Dangote Refinery reportedly issued a tender on Tuesday to sell 128,000 metric tons of residual fuel oil in April 2025.

Reuters reported that this is according to a summary of the tender document.

The 650,000 barrel per day Dangote refinery will close the tender today — Wednesday, March 26 by 1 pm (Nigerian time)— as it seeks buyers for 88,000 tons of low sulphur straight run fuel oil and 40,000 tons of slurry oil for loading on April 10-12, the summary showed.

Straight run fuel oil is a feedstock processed through secondary refining units and turned into products like petrol and diesel.

Meanwhile, industry monitor firm, IIR noted that Dangote will shut its current 204,000 barrels per day petrol producing unit for 30 days for maintenance tentatively expected to start on June 1.

Dangote’s fuel oil exports averaged 75,000 barrels per day over the period from March to August 2024, but dropped to 20,000 barrels per day from September, according to shipping data analytics firm Kpler, when its petrol making residue fluidized catalytic cracking unit started production.

The refinery has been buying feedstock from across the world— including from the US, Angola, and Algeria— to add to its domestic deliveries as it looks to meet its full capacity target by end of the month.

In February, Mr Edwin Devakumar, vice-president of Dangote Industries Limited (DIL), said the refinery could begin operating at full capacity in 30 days.
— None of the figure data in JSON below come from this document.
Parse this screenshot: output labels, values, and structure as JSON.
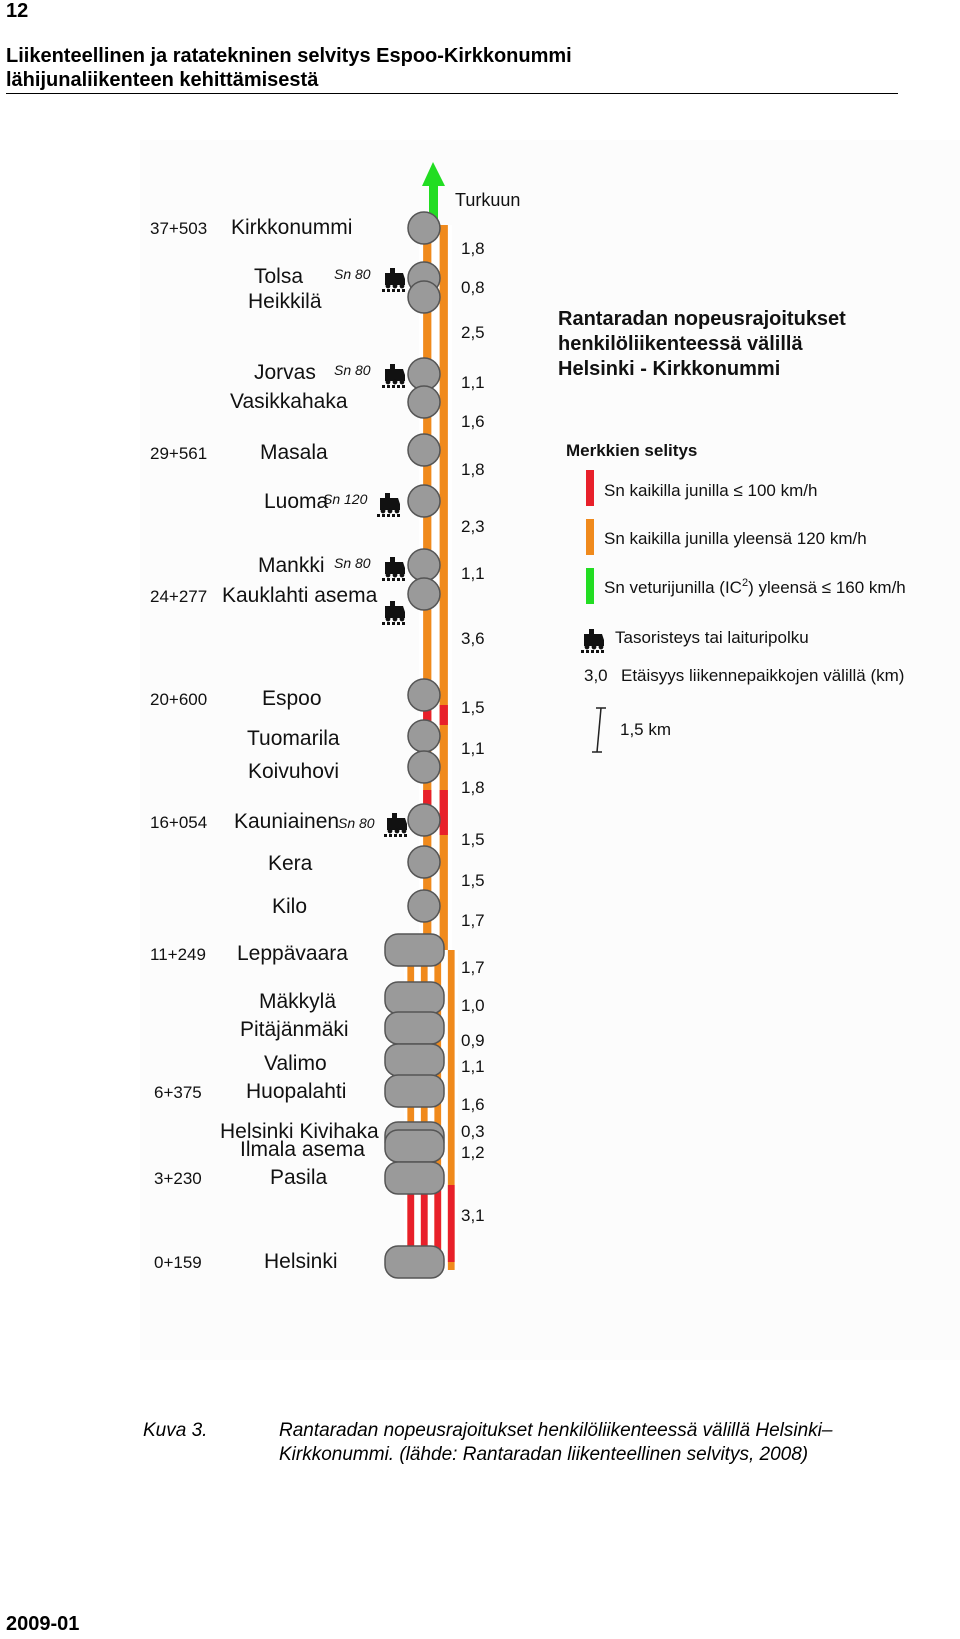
{
  "page": {
    "number": "12",
    "header_line1": "Liikenteellinen ja ratatekninen selvitys Espoo-Kirkkonummi",
    "header_line2": "lähijunaliikenteen kehittämisestä",
    "footer": "2009-01"
  },
  "caption": {
    "label": "Kuva 3.",
    "text": "Rantaradan nopeusrajoitukset henkilöliikenteessä välillä Helsinki–Kirkkonummi. (lähde: Rantaradan liikenteellinen selvitys, 2008)"
  },
  "diagram": {
    "title_lines": [
      "Rantaradan nopeusrajoitukset",
      "henkilöliikenteessä välillä",
      "Helsinki - Kirkkonummi"
    ],
    "direction_label": "Turkuun",
    "stations": [
      {
        "km": "37+503",
        "name": "Kirkkonummi",
        "platform": "",
        "note": ""
      },
      {
        "km": "",
        "name": "Tolsa",
        "platform": "",
        "note": "Sn 80"
      },
      {
        "km": "",
        "name": "Heikkilä",
        "platform": "",
        "note": ""
      },
      {
        "km": "",
        "name": "Jorvas",
        "platform": "",
        "note": "Sn 80"
      },
      {
        "km": "",
        "name": "Vasikkahaka",
        "platform": "",
        "note": ""
      },
      {
        "km": "29+561",
        "name": "Masala",
        "platform": "",
        "note": ""
      },
      {
        "km": "",
        "name": "Luoma",
        "platform": "",
        "note": "Sn 120"
      },
      {
        "km": "",
        "name": "Mankki",
        "platform": "",
        "note": "Sn 80"
      },
      {
        "km": "24+277",
        "name": "Kauklahti asema",
        "platform": "",
        "note": ""
      },
      {
        "km": "20+600",
        "name": "Espoo",
        "platform": "",
        "note": ""
      },
      {
        "km": "",
        "name": "Tuomarila",
        "platform": "",
        "note": ""
      },
      {
        "km": "",
        "name": "Koivuhovi",
        "platform": "",
        "note": ""
      },
      {
        "km": "16+054",
        "name": "Kauniainen",
        "platform": "",
        "note": "Sn 80"
      },
      {
        "km": "",
        "name": "Kera",
        "platform": "",
        "note": ""
      },
      {
        "km": "",
        "name": "Kilo",
        "platform": "",
        "note": ""
      },
      {
        "km": "11+249",
        "name": "Leppävaara",
        "platform": "",
        "note": ""
      },
      {
        "km": "",
        "name": "Mäkkylä",
        "platform": "",
        "note": ""
      },
      {
        "km": "",
        "name": "Pitäjänmäki",
        "platform": "",
        "note": ""
      },
      {
        "km": "",
        "name": "Valimo",
        "platform": "",
        "note": ""
      },
      {
        "km": "6+375",
        "name": "Huopalahti",
        "platform": "",
        "note": ""
      },
      {
        "km": "",
        "name": "Helsinki Kivihaka",
        "platform": "",
        "note": ""
      },
      {
        "km": "",
        "name": "Ilmala asema",
        "platform": "",
        "note": ""
      },
      {
        "km": "3+230",
        "name": "Pasila",
        "platform": "",
        "note": ""
      },
      {
        "km": "0+159",
        "name": "Helsinki",
        "platform": "",
        "note": ""
      }
    ],
    "crossing_notes": [],
    "distances": [
      "1,8",
      "0,8",
      "2,5",
      "1,1",
      "1,6",
      "1,8",
      "2,3",
      "1,1",
      "3,6",
      "1,5",
      "1,1",
      "1,8",
      "1,5",
      "1,5",
      "1,7",
      "1,7",
      "1,0",
      "0,9",
      "1,1",
      "1,6",
      "0,3",
      "1,2",
      "3,1"
    ],
    "legend": {
      "title": "Merkkien selitys",
      "red": "Sn kaikilla junilla ≤ 100 km/h",
      "orange": "Sn kaikilla junilla yleensä 120 km/h",
      "green_pre": "Sn veturijunilla (IC",
      "green_sup": "2",
      "green_post": ") yleensä ≤ 160 km/h",
      "crossing": "Tasoristeys tai laituripolku",
      "distance_value": "3,0",
      "distance_text": "Etäisyys liikennepaikkojen välillä (km)",
      "scale": "1,5 km"
    },
    "colors": {
      "red": "#e8202a",
      "orange": "#f08a1c",
      "green": "#22dd22",
      "station_fill": "#9a9a9a",
      "track_white": "#ffffff"
    }
  }
}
The Lagos-based oil facility received above 24 million barrels of Nigerian supply in October and November last year.

The major shareholder in the structure and chairman, Mr Aliko Dangote assured Nigerians that his refinery has over N600 billion worth of premium motor spirit (PMS) in storage that can sufficiently meet Nigeria’s needs.

The buying spree comes as the Naira-for-crude deal with the Dangote Refinery and other local refineries was suspended by the Nigeria National Petroleum Company (NNPC) Limited.

Nigeria’s decision to cancel the Naira-for-crude deal with the refinery has since created panic in the hearts of marketers and consumers alike.

The 650, 000 barrels per day refinery has also suspended selling petrol in Naira to marketers.

It lamented that there was a mismatch between its sales proceeds and its crude oil purchase obligations, which it said are currently denominated in US Dollars.